Die Hälfte der Zeit ist rum. Aber wo bleiben die Geburtstagsgäste, mit denen die Kirche über Gott und die Welt ins Gespräch kommen wollte? Die Installationen, Pavillons und eigens entsandten Ehrenamtlichen wirken oft wie ein Stillleben.
Wittenbergs Besucher zieht es auch 2017 eher an die Originalschauplätze, die Orte, an denen Luther, Melanchthon, Cranach lebten, liebten, predigten, malten, schrieben.
Dann waren da noch: die ziemlich leeren Elbwiesen beim Wittenberger Open-Air-Abschlussgottesdienst des Berliner Kirchentags; die nur 15 000 Menschen, die zum "Kirchentag auf dem Weg" in Leipzig kamen statt der 50 000, mit denen man rechnete; die Luther-Ausstellungen in Berlin und Wittenberg, die nur schleppenden Besuch verzeichnen. Nur auf der Wartburg und bei der Coburger Landesausstellung brummt’s bei den Reformationschauen.
Der langjährige Leipziger Thomaskirchen-Pfarrer Christian Wolff sieht Anzeichen einer "dramatischen Krise" der evangelischen Kirche, die durch das Jubiläum "ungewollt sichtbar geworden ist". Die Kirche komme ihm vor wie ein "großes Kaufhaus ohne Kunden". Man könnte auch nüchtern feststellen: Aufmerksamkeit und Zeit sind knappe Güter, und bei Überangeboten kommt es mitunter zu Kannibalisierungseffekten.
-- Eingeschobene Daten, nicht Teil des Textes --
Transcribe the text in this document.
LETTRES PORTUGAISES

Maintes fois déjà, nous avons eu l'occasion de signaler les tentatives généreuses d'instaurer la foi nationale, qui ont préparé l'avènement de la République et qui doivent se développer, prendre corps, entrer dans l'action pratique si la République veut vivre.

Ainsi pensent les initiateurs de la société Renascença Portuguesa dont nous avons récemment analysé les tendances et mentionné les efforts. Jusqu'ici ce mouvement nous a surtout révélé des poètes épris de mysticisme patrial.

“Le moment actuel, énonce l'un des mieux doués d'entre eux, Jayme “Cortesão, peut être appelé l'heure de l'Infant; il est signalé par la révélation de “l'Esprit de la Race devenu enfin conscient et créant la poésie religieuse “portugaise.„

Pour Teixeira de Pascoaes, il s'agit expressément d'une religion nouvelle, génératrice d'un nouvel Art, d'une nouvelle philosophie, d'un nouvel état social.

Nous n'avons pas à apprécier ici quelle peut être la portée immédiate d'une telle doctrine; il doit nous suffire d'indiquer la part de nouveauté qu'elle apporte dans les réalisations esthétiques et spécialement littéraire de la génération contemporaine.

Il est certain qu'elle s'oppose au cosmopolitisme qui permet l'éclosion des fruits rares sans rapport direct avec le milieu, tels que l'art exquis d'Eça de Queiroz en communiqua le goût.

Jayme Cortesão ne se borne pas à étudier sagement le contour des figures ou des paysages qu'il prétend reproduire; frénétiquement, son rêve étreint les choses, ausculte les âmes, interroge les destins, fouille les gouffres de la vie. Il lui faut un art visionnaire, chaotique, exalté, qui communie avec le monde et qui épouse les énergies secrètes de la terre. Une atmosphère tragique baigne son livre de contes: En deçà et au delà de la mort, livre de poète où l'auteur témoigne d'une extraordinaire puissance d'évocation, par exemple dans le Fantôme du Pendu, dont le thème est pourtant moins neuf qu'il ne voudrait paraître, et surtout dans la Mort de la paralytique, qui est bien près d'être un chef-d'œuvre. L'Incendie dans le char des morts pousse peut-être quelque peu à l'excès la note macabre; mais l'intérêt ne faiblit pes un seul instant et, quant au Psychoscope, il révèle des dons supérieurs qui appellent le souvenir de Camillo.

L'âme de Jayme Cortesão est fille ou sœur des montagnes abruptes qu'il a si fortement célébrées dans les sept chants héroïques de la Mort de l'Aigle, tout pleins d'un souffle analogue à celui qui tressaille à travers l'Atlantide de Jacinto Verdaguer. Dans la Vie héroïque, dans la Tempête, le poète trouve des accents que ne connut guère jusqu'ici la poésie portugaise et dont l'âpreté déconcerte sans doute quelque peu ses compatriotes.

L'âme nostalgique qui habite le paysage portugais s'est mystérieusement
Keine Konjunktur also für die Kirche und die Anbetung Gottes 500 Jahre nach Luthers Thesen? Dass es die Gottesanbeterin (Mantis religiosa) im Reformationsjubiläumsjahr zum Insekt des Jahres geschafft hat, ist da kein Trost. Die Gottesanbeterin ist berüchtigt für ihren Kannibalismus.